ISP schools in the UAE and Qatar will focus on maximizing the time children can spend on-site while offering the broadest curriculum possible through a variety of flexible learning models, Mansukhani said.

“While our aim is to have all students on campus every day, our priority remains a healthy and safe environment for our entire community where learning is continuous and uninterrupted.”

A picture taken March 18, 2020 shows school buses parked in an open area after closure of schools in Riyadh amid measures to combat the novel COVID-19 coronavirus disease. (AFP/File Photo)

A similar mentality pervades nurseries catering to smaller age groups. Shaun Robison, governor of IDEA Nursery in the UAE, said the decision to reopen nurseries should be consistent with all other sectors in the country, noting that childcare centers, camps and hotel playgroups have reopened.

“Nurseries are an important function for a thriving economy that encourages dual-income households, and a female workforce,” he said. “Everyone is ready, and prepared to reopen.”

The same cannot be said of other GCC countries. While Saudi Arabia’s Ministry of Education has announced that schools will reopen on August 30, the decision depends on the health conditions in each of the country’s regions and communities closer to the start of the school year.

Each area will be issued a red, orange or green evaluation to indicate one of three scenarios: Full in-person attendance, a combination of in-person and online learning, and full-time virtual learning.

Class size will be reduced to 50 percent in various parts of the country depending on the number of COVID-19 cases in the community.

Tatweer Educational Transportation services Co., the ministry’s school transport provider, has urged students attending public schools that require their services for the upcoming school year to apply for seats ahead of time due to limited availability

A drone image taken on April 27, 2020, shows school buses parked in a lot in the Emirate of Dubai, during the coronavirus pandemic. (AFP/File Photo)

However, some parents would like distance learning to continue. “I really don’t think it’s a good idea right now when the world hasn’t yet found a cure. I’m not sure if I’ll be sending my son to school,” Amal Turkistani, a Saudi mother, told Arab News. “I would prefer that they continue schooling remotely, or part-time.”

Her view was seconded by another mother, Reham Al-Mistadi, who said: “It is difficult to have children attend school. They’re just kids, unaware of the importance of social distancing and using sanitizers.”

Meanwhile, Oman, which has reported the highest number of COVID-19 cases in the GCC bloc, has not settled on whether to open schools or continue remote learning.
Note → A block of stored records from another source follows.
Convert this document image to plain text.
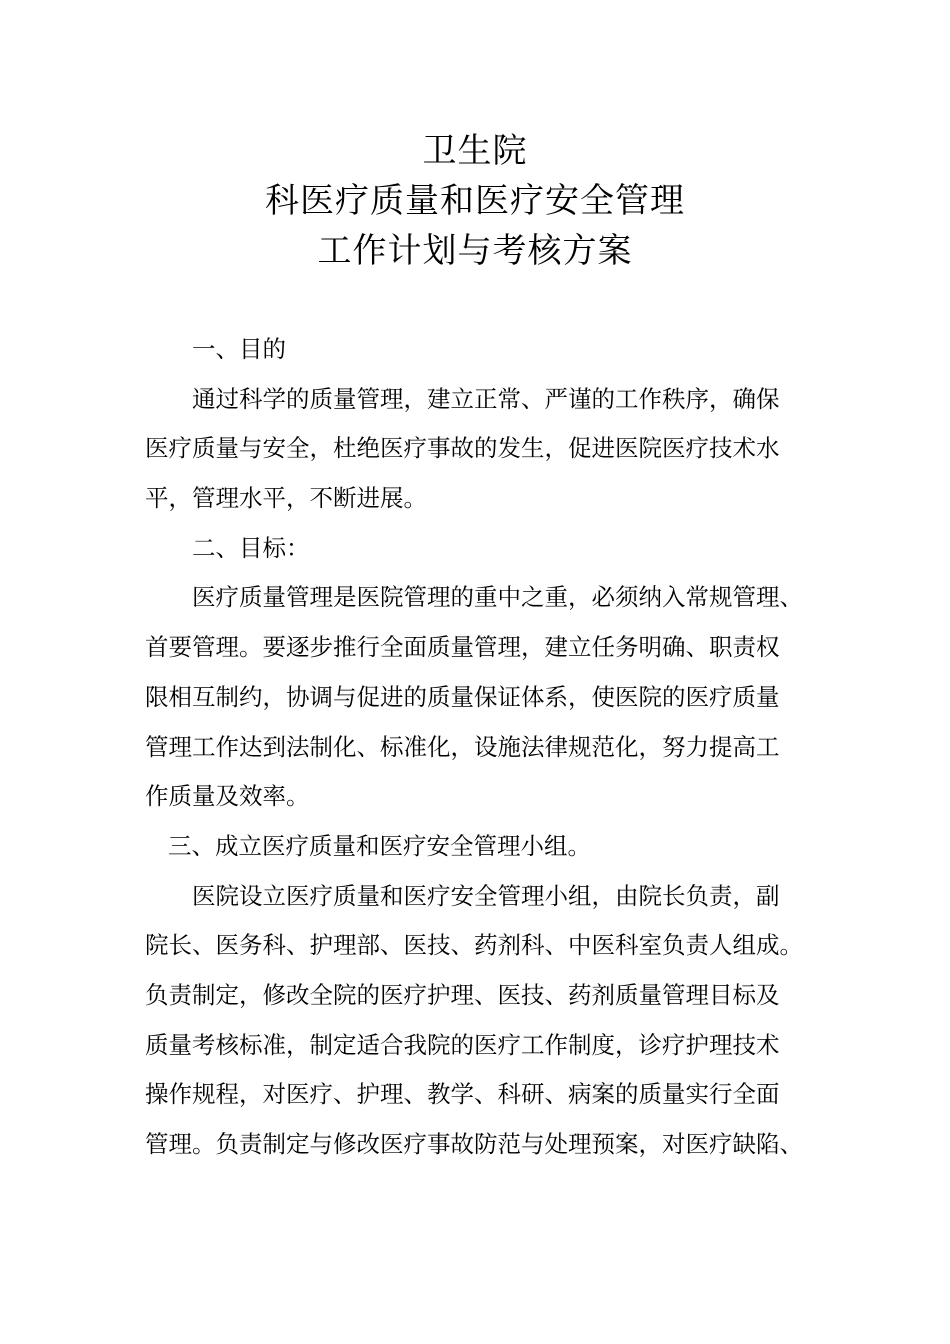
卫生院
科医疗质量和医疗安全管理
工作计划与考核方案
一、目的
通过科学的质量管理，建立正常、严谨的工作秩序，确保
医疗质量与安全，杜绝医疗事故的发生，促进医院医疗技术水
平，管理水平，不断进展。
二、目标：
医疗质量管理是医院管理的重中之重，必须纳入常规管理、
首要管理。要逐步推行全面质量管理，建立任务明确、职责权
限相互制约，协调与促进的质量保证体系，使医院的医疗质量
管理工作达到法制化、标准化，设施法律规范化，努力提高工
作质量及效率。
三、成立医疗质量和医疗安全管理小组。
医院设立医疗质量和医疗安全管理小组，由院长负责，副
院长、医务科、护理部、医技、药剂科、中医科室负责人组成。
负责制定，修改全院的医疗护理、医技、药剂质量管理目标及
质量考核标准，制定适合我院的医疗工作制度，诊疗护理技术
操作规程，对医疗、护理、教学、科研、病案的质量实行全面
管理。负责制定与修改医疗事故防范与处理预案，对医疗缺陷、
A national survey was launched on July 12 to monitor the immunity levels of residents in order to help the government reach an informed decision on reopening schools, colleges and other facilities.
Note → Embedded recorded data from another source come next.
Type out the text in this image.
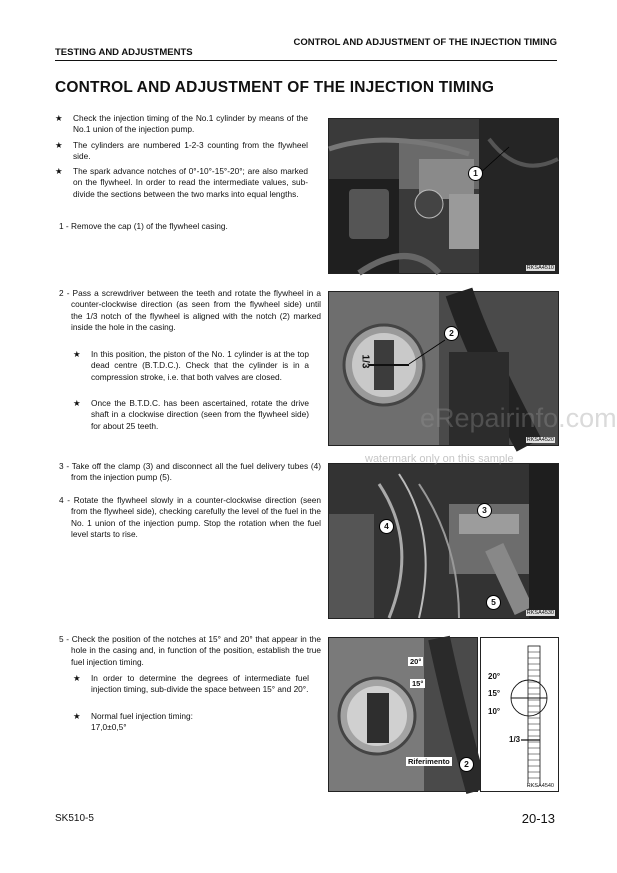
CONTROL AND ADJUSTMENT OF THE INJECTION TIMING
TESTING AND ADJUSTMENTS
CONTROL AND ADJUSTMENT OF THE INJECTION TIMING
★ Check the injection timing of the No.1 cylinder by means of the No.1 union of the injection pump.
★ The cylinders are numbered 1-2-3 counting from the flywheel side.
★ The spark advance notches of 0°-10°-15°-20°; are also marked on the flywheel. In order to read the intermediate values, sub-divide the sections between the two marks into equal lengths.
1 - Remove the cap (1) of the flywheel casing.
2 - Pass a screwdriver between the teeth and rotate the flywheel in a counter-clockwise direction (as seen from the flywheel side) until the 1/3 notch of the flywheel is aligned with the notch (2) marked inside the hole in the casing.
★ In this position, the piston of the No. 1 cylinder is at the top dead centre (B.T.D.C.). Check that the cylinder is in a compression stroke, i.e. that both valves are closed.
★ Once the B.T.D.C. has been ascertained, rotate the drive shaft in a clockwise direction (seen from the flywheel side) for about 25 teeth.
3 - Take off the clamp (3) and disconnect all the fuel delivery tubes (4) from the injection pump (5).
4 - Rotate the flywheel slowly in a counter-clockwise direction (seen from the flywheel side), checking carefully the level of the fuel in the No. 1 union of the injection pump. Stop the rotation when the fuel level starts to rise.
5 - Check the position of the notches at 15° and 20° that appear in the hole in the casing and, in function of the position, establish the true fuel injection timing.
★ In order to determine the degrees of intermediate fuel injection timing, sub-divide the space between 15° and 20°.
★ Normal fuel injection timing:
17,0±0,5°
1
RKSA4510
1/3
2
RKSA4520
3
4
5
RKSA4530
20°
15°
Riferimento	2
20°
15°
10°
1/3
RKSA4540
eRepairinfo.com
watermark only on this sample
SK510-5	20-13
While governments continue to search for an appropriate solution in the next few weeks that ensures a smooth start to the new academic year as well as the safety of young people, many schools are prepared to jump on the virtual train to learning once again, if needed.

“The flexible education models that we have planned for at each of our schools ensures that we can adapt to any change in guidance, as well as any change in the overall situation related to COVID-19, without disrupting the delivery of the high-quality education our schools are known for,” said Mansukhani.
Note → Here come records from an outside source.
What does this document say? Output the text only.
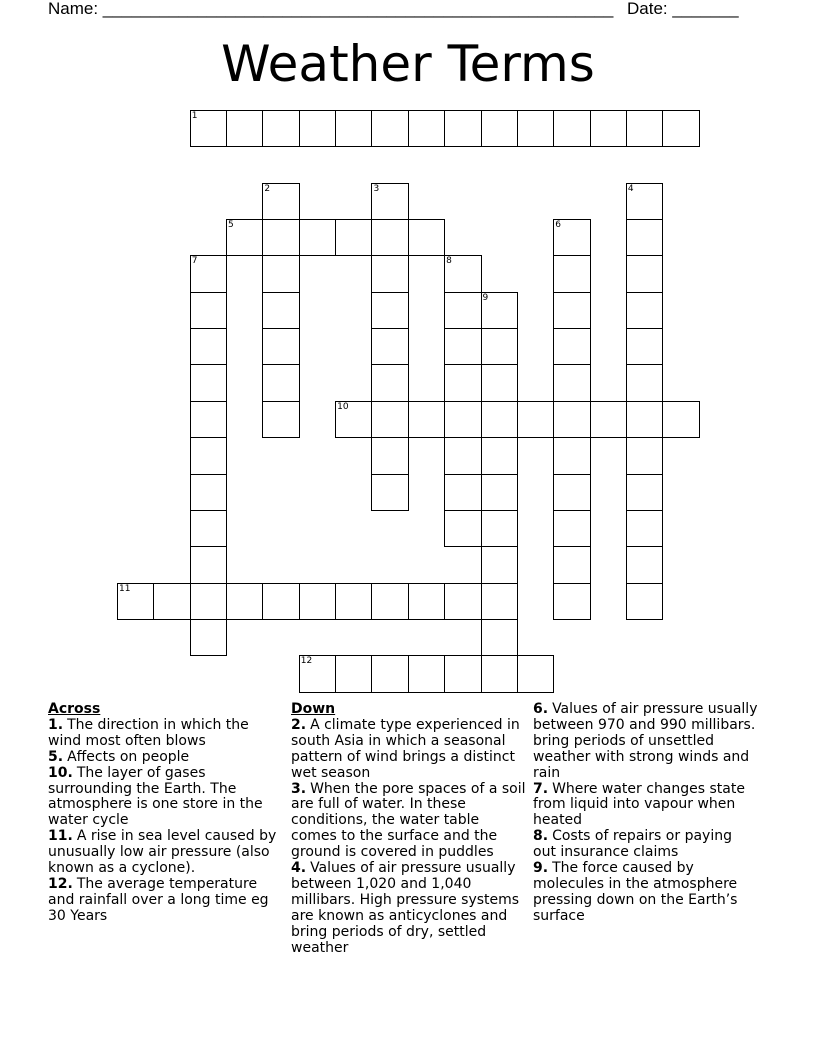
Name: ______________________________________________________ Date: _______
Weather Terms
1
2	3	4
5	6
7	8
9
10
11
12
Across
1. The direction in which the wind most often blows
5. Affects on people
10. The layer of gases surrounding the Earth. The atmosphere is one store in the water cycle
11. A rise in sea level caused by unusually low air pressure (also known as a cyclone).
12. The average temperature and rainfall over a long time eg 30 Years
Down
2. A climate type experienced in south Asia in which a seasonal pattern of wind brings a distinct wet season
3. When the pore spaces of a soil are full of water. In these conditions, the water table comes to the surface and the ground is covered in puddles
4. Values of air pressure usually between 1,020 and 1,040 millibars. High pressure systems are known as anticyclones and bring periods of dry, settled weather
6. Values of air pressure usually between 970 and 990 millibars. bring periods of unsettled weather with strong winds and rain
7. Where water changes state from liquid into vapour when heated
8. Costs of repairs or paying out insurance claims
9. The force caused by molecules in the atmosphere pressing down on the Earth’s surface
“We believe that if our school communities work together and adhere to the protocols put in place, then we will all be in a good position to minimize the risk of infection.”

As for concerned parents in Dubai, the Knowledge and Human Development Authority released a statement giving private schools and parents the power to determine the best educational model for the new year. The options are physical attendance of all students, scheduling lessons in staggered shifts or to continue part-time or full-time distance learning.

Only time will tell what the outcome will be.